Despite negative cash-flow, companies continue producing oil
(Oil & Gas Journal; Feb. 5) – Despite negative cash flow from low prices for millions of barrels of oil per day, far less production than that has been shut in worldwide, reports Wood Mackenzie. Analysis of the firm’s database of over 10,000 oil fields indicates that 3.4 million billion barrels of oil per day costs more to produce than the revenue it yields with Brent crude at $35. But so far, less than 100,000 barrels per day has been shut in of almost 80 million per day counted in the consulting company’s database.
According to Wood Mackenzie, 2 million barrels per day is cash-negative at a Brent price of $40 and 7.7 million barrels at $25. The study points out that many operators prefer to continue producing oil at a loss rather than stop production, especially for large projects such as oil sands and mature fields in the North Sea. It says production from smaller stripper wells is the category most vulnerable to low prices.
“Given the cost of restarting production, many producers will continue to take the loss in the hope of a rebound in prices,” says Robert Plummer, Wood Mackenzie vice president of investment research, noting that the firm projects an annual average Brent price this year of $41. “The operator’s first response is usually to store production in the hope that the oil can be sold when the price recovers. For others the decision to halt production is more complex.”
Low oil prices, new pipelines cut into rail business for Bakken crude
(EnergyWire; Feb. 8) - Crude by rail is no longer king in the Bakken Shale play. For nearly four years, oil shippers favored train tracks over pipelines when shipping light, sweet Bakken Shale crude from North Dakota to coastal refiners or oil-transfer hubs. Railroads pumped billions of dollars into their networks, while refiners snapped up thousands of tank cars and fuel logistics firms signed lucrative crude contracts. But railroads' dominance in the oil business may be coming to a close.

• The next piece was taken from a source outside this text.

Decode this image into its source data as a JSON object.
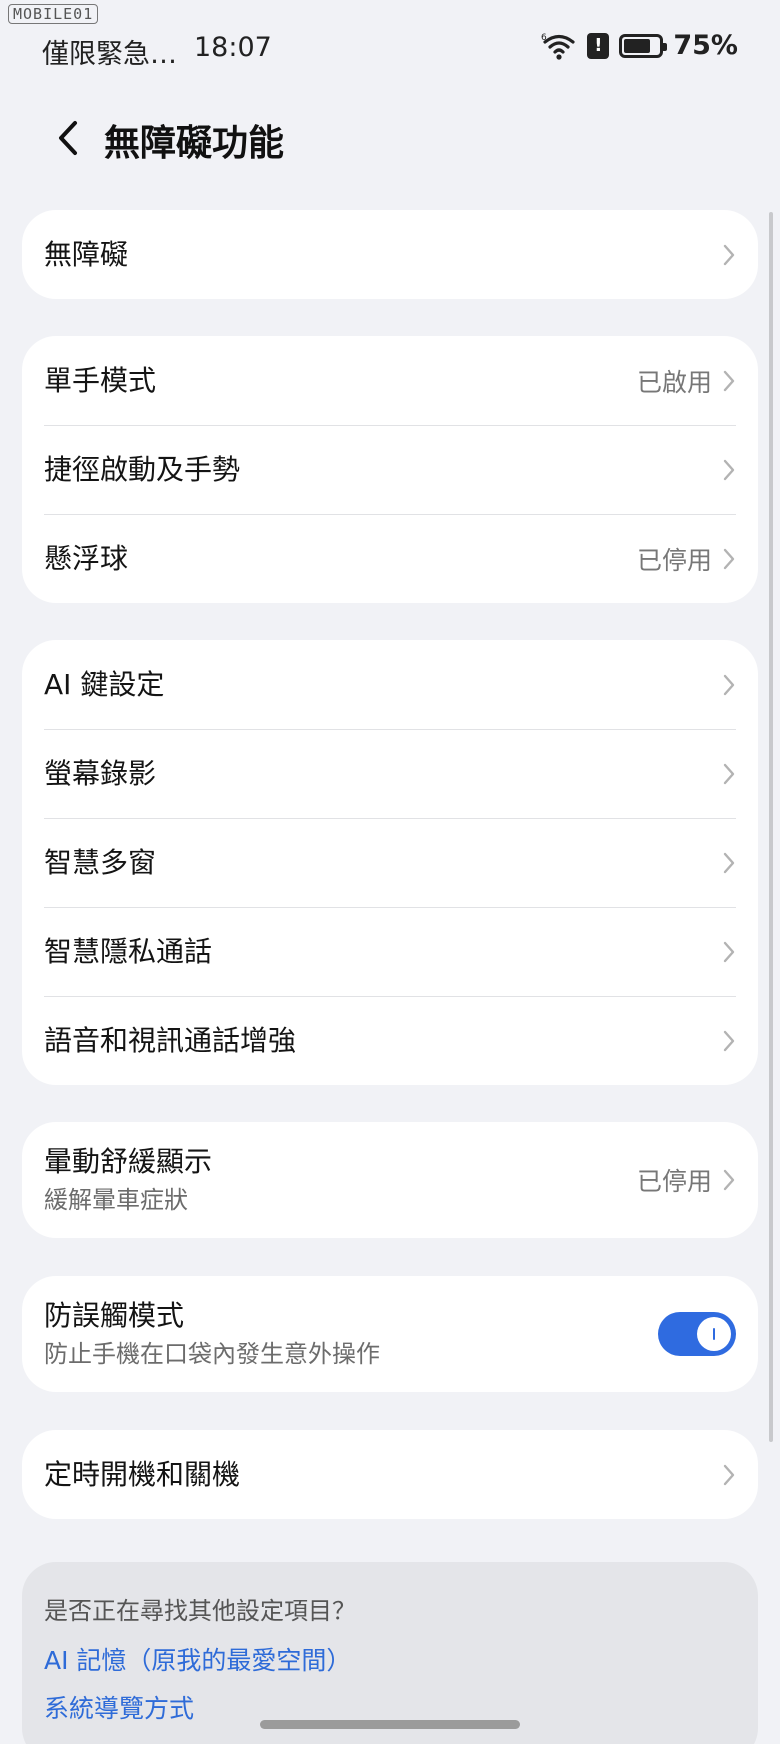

Thousands of miles of new pipelines and continued protests over rail tank car safety have taken their toll on the crude-by-rail industry. Meanwhile, the global crash in crude prices has spread from oil majors' balance sheets to their actual production forecasts, which could cause rail volumes to fall further in 2016. Roughly five years ago, "when crude by rail really expanded in North Dakota, it came on as a way to move out the oil as quickly as possible," said Bridget Hunsucker, of energy research firm Genscape.
Genscape, which tracks crude-by-rail movements throughout the country, has seen volumes moving out of the Bakken drop as low as 330,000 barrels per day in recent weeks, Hunsucker said. In November, railroads moved 41 percent of the oil produced in North Dakota, or about 480,000 barrels per day, based on the most recent data available from state officials. By contrast, pipelines took 52 percent of crude oil transport that month, eclipsing rail volumes in North Dakota for the first time since June 2012.